Health-Care Compliance Prep
Increased reporting, recordkeeping, and participant disclosure obligations are among the compliance headaches facing higher education institutions under the new health-care law. In "Health Care Reform: Strategies for Compliance," H. Frasier Ives, senior vice president and benefits compliance practice leader for Wells Fargo Insurance Services, urged frequent and ongoing conversation among senior leadership to ensure that everyone understands the new rules and to develop a compliance strategy.
Given the complexity of the mandates, and with so much still in flux with actual implementation of the law, Frasier suggested that what-if scenario planning can be helpful so that leaders remain flexible with their strategies and approaches as final decisions are announced.
In looking down the road, Frasier expects growth of consumer-directed health plans to accelerate, especially those that condition employer-funded contributions to funding vehicles such as health savings accounts based on employee engagement and wellness activities. While interest in transitioning employer funding of health coverage toward more of a defined contribution model (private exchanges) is growing, it is not clear how fast this may occur.
And, while technology solutions are becoming available, many technical legal issues, carrier underwriting and pricing concerns, and severe internal equity/compensation/HR issues must be addressed.
For at least the next five years, the health insurance market will be highly dynamic as all stakeholders (employers, individuals, carriers, providers, governments) adjust and readjust to the law, noted Frasier. Likewise, health-care delivery systems will become more consumer-centric. This will make employer communication strategies crucial moving forward, he added.

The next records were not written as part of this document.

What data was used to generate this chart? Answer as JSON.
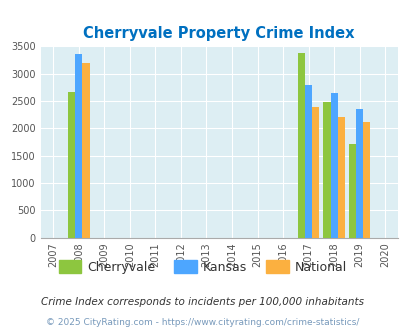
{
  "title": "Cherryvale Property Crime Index",
  "years": [
    2007,
    2008,
    2009,
    2010,
    2011,
    2012,
    2013,
    2014,
    2015,
    2016,
    2017,
    2018,
    2019,
    2020
  ],
  "cherryvale": [
    null,
    2670,
    null,
    null,
    null,
    null,
    null,
    null,
    null,
    null,
    3370,
    2480,
    1720,
    null
  ],
  "kansas": [
    null,
    3360,
    null,
    null,
    null,
    null,
    null,
    null,
    null,
    null,
    2790,
    2640,
    2350,
    null
  ],
  "national": [
    null,
    3200,
    null,
    null,
    null,
    null,
    null,
    null,
    null,
    null,
    2380,
    2200,
    2110,
    null
  ],
  "cherryvale_color": "#8dc63f",
  "kansas_color": "#4da6ff",
  "national_color": "#fbb040",
  "bg_color": "#ddeef3",
  "title_color": "#0070c0",
  "ylim": [
    0,
    3500
  ],
  "yticks": [
    0,
    500,
    1000,
    1500,
    2000,
    2500,
    3000,
    3500
  ],
  "footnote1": "Crime Index corresponds to incidents per 100,000 inhabitants",
  "footnote2": "© 2025 CityRating.com - https://www.cityrating.com/crime-statistics/",
  "bar_width": 0.28,
  "legend_labels": [
    "Cherryvale",
    "Kansas",
    "National"
  ],
  "figsize": [
    4.06,
    3.3
  ],
  "dpi": 100
}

Clery Compliance Increasingly Complex
"The annual security report required by the federal Jeanne Clery Act is growing in length each year," said Blaine Nickeson, assistant vice president for campus relations and chief of staff, Auraria Higher Education Center, a Denver-based three-university shared services collaboration.

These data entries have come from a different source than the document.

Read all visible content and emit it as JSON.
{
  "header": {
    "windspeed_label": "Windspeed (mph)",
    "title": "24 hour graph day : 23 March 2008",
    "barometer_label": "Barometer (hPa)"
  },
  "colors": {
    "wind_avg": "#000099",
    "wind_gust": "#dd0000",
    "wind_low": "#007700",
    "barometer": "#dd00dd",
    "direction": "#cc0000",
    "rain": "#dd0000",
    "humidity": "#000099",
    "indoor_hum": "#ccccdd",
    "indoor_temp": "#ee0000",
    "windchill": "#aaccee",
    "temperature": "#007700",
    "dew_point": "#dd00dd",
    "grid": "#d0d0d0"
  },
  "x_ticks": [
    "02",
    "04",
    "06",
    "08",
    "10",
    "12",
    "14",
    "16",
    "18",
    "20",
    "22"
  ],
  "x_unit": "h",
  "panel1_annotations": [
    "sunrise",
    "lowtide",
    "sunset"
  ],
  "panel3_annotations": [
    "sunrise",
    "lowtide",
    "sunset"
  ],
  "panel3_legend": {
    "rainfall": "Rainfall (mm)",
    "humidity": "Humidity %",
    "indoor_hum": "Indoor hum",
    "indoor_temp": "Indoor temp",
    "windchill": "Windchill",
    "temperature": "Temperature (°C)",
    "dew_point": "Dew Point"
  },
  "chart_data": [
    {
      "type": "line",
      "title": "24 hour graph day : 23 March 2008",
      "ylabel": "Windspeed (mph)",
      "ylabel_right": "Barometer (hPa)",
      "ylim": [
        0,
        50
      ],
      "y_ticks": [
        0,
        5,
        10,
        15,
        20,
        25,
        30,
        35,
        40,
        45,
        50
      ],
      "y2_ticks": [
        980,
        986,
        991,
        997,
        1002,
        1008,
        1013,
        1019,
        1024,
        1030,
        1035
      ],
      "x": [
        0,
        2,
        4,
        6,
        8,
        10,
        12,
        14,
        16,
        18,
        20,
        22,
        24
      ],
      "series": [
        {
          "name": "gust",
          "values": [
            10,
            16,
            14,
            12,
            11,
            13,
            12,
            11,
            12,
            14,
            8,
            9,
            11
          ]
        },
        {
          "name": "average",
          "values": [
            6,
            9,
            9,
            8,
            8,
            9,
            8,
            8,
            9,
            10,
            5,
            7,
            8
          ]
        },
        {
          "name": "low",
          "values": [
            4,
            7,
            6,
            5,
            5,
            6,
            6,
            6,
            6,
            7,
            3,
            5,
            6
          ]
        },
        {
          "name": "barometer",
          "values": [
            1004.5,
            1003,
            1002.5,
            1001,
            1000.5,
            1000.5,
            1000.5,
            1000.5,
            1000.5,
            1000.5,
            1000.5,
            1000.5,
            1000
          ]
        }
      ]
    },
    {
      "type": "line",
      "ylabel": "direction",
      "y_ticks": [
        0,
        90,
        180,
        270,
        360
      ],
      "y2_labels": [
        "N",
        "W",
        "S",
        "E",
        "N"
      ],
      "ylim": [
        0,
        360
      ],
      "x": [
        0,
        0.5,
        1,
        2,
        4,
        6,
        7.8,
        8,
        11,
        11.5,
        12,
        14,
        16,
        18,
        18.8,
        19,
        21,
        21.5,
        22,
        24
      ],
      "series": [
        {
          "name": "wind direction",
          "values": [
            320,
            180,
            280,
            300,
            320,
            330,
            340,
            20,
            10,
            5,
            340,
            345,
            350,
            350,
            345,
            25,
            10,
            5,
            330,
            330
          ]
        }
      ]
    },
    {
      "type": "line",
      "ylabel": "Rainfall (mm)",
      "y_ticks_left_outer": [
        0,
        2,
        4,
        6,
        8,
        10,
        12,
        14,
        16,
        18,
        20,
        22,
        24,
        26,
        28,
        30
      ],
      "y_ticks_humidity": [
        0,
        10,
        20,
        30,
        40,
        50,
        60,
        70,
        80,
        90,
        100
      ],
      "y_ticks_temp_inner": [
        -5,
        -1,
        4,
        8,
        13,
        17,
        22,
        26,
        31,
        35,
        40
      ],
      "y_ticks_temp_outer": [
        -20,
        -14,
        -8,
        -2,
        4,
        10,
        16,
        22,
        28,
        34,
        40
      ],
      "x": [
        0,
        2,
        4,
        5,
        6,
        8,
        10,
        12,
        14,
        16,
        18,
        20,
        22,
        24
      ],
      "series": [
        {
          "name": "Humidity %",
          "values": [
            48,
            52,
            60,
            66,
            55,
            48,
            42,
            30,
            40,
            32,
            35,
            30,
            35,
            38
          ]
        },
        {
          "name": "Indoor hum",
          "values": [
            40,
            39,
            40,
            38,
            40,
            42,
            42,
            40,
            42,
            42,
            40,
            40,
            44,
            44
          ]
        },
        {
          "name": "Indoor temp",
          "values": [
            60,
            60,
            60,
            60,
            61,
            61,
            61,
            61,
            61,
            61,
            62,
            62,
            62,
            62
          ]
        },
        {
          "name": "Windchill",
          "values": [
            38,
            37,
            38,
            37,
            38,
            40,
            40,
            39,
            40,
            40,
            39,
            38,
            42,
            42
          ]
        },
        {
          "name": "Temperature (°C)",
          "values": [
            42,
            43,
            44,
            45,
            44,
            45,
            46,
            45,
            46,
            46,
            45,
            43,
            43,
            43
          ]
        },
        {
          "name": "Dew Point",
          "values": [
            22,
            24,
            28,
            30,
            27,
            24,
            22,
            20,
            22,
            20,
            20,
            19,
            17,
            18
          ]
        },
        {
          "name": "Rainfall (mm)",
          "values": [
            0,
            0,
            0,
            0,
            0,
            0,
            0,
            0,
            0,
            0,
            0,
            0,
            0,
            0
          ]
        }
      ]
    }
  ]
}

The act, which took effect in 1991, requires U.S. colleges and universities to release crime statistics and security policies to current and prospective students or employees. "Documents can be 20 to 25 pages long, partially because more data can now be accessed. The expanded reporting requires compliance to become a multidisciplinary activity."
Nickeson reminded session participants that not only are penalties for noncompliance expensive, "but the biggest issue is loss of reputation, for which there is no price."

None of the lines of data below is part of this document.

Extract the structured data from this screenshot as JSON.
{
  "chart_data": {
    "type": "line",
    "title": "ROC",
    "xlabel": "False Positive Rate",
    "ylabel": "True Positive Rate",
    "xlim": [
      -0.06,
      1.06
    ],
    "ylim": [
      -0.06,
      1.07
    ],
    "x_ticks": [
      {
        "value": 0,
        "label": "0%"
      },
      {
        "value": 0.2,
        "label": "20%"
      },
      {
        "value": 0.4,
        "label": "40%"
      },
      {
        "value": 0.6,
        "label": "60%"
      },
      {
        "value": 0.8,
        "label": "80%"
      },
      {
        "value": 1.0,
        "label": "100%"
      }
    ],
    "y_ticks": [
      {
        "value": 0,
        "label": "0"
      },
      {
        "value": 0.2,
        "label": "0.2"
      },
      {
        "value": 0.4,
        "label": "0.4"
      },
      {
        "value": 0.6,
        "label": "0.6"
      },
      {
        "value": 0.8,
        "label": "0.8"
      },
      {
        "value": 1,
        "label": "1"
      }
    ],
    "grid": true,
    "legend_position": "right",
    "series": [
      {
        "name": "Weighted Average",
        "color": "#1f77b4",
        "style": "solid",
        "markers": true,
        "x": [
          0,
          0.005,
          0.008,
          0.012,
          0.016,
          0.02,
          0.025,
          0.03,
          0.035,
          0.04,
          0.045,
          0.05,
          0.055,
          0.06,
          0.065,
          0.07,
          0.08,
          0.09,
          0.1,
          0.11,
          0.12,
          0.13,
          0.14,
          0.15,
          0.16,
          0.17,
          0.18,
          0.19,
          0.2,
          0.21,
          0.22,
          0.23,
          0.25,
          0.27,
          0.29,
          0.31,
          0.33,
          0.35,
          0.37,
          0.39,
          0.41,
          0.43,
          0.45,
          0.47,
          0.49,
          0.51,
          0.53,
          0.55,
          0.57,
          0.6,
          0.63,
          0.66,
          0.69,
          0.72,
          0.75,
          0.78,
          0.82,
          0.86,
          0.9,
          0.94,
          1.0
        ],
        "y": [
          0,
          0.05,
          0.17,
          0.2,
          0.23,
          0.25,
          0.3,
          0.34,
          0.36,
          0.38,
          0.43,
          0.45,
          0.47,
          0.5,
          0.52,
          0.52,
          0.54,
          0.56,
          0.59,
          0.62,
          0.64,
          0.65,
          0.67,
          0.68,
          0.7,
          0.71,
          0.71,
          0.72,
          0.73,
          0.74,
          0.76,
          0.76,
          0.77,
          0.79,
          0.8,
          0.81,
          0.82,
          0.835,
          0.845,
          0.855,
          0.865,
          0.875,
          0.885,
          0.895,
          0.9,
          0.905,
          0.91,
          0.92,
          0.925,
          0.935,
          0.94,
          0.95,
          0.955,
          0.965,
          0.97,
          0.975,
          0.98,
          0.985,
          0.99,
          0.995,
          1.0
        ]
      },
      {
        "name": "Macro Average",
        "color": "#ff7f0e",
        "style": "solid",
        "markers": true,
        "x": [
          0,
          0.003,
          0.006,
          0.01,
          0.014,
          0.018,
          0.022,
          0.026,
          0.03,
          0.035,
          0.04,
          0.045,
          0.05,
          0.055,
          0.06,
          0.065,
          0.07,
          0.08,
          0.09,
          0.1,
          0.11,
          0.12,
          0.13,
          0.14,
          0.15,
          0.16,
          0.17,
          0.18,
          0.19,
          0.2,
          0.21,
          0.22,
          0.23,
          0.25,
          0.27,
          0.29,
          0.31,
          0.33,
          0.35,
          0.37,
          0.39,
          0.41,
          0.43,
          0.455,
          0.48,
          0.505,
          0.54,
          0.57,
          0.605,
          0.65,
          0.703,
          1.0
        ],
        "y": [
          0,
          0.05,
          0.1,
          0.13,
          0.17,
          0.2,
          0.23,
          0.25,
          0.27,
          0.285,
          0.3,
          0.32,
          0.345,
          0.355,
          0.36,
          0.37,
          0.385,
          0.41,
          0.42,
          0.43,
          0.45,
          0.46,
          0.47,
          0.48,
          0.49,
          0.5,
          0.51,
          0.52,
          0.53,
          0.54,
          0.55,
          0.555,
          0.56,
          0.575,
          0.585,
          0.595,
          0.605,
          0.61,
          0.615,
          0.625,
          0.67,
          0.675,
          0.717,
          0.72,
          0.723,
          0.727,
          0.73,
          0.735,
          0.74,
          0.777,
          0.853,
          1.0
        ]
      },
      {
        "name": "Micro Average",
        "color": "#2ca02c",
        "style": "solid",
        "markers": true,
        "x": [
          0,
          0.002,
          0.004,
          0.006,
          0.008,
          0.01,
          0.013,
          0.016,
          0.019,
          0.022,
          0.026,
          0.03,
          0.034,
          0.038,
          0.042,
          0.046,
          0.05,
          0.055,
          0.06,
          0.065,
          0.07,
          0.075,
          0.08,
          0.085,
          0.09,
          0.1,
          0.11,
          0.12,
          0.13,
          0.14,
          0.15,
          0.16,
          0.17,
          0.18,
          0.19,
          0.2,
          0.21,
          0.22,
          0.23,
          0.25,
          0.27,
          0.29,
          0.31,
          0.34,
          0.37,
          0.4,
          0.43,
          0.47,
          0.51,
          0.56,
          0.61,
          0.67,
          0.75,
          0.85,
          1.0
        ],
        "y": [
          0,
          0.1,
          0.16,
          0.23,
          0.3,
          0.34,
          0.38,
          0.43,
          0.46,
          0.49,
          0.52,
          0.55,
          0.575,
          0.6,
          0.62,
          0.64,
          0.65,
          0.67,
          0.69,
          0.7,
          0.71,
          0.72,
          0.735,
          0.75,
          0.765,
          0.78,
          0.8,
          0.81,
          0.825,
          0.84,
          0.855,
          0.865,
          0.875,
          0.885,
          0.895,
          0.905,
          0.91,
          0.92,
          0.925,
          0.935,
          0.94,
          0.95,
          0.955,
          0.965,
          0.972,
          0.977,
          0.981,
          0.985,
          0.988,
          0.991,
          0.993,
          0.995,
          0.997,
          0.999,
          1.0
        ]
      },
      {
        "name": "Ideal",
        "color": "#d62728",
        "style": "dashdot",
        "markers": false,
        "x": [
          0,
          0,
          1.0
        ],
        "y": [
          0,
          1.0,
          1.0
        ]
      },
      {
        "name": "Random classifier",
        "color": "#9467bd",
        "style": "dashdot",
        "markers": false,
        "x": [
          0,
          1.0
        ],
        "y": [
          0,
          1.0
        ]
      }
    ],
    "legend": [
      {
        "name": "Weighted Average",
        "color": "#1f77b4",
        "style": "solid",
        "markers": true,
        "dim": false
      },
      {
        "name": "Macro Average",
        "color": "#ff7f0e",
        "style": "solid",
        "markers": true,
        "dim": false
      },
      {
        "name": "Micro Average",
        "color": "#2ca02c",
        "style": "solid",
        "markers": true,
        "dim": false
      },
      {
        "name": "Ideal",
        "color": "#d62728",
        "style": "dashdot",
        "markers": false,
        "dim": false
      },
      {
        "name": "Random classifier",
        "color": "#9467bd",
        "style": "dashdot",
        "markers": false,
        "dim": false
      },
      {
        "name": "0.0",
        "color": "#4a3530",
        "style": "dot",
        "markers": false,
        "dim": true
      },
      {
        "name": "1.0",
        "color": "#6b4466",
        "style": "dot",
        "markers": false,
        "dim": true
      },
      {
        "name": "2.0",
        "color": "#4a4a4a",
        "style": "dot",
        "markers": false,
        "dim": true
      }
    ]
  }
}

The Clery Act requires development of the institution's policy statement, reporting of crime statistics-including sexual assaults-and establishment of a bill of rights. Challenges to compliance, pointed out Alison Kiss, executive director, at the Clery Center for Security on Campus, include:
- Inconsistent or nonexistent underlying policies and practices.
- Failure to survey all campus security authorities and local police and law enforcement.
- Lack of training in the details and requirements of the Clery Act.
- Poor recordkeeping.
- Lack of institutional support.
Ways to ensure higher levels of compliance, suggested Nickeson, include "putting someone in charge of training, making the appropriate people accountable for collecting specified data, and instituting a train-the-trainer program." Nickeson and Kiss also pointed out checklists and other resources that are available at www.clerycenter.org.
Ensuring High Security Standards
Campus leaders from several colleges and universities explained the benefits of obtaining accreditation for institution safety and security operations. "It's an important step in giving the campus and surrounding neighborhood confidence in our department and its activities," said Ken Valosky, vice president for administration and finance, at Villanova University, Villanova, Pennsylvania.
In the session "Campus Public Safety Accreditation," presenters discussed the process, which they said made continuous improvement of safety and security issues a "systematic activity."
Connie Sampson, Georgia State University's assistant vice president and chief of police, discussed the process of applying for accreditation from the International Association of Campus Law Enforcement Administrators (IACLEA), membership of which includes 1,200 individuals and member institutions worldwide. "It's been a hallmark program since 2007," she said, "and is governed by a commission in charge of writing standards."
IACLEA's program is intended to support professionalism and safety outcomes, and its annual fees provide the institution with a yearly self-assessment. In addition, said Villanova's David Tedjeske, director of public safety, members receive a lot of support from one another in terms of process preparation and training."
"We think of our safety and security accreditation as a key part of the overall accreditation process for the university," said Valovsky. "It took Villanova three years. Once you do it, you'll really value it."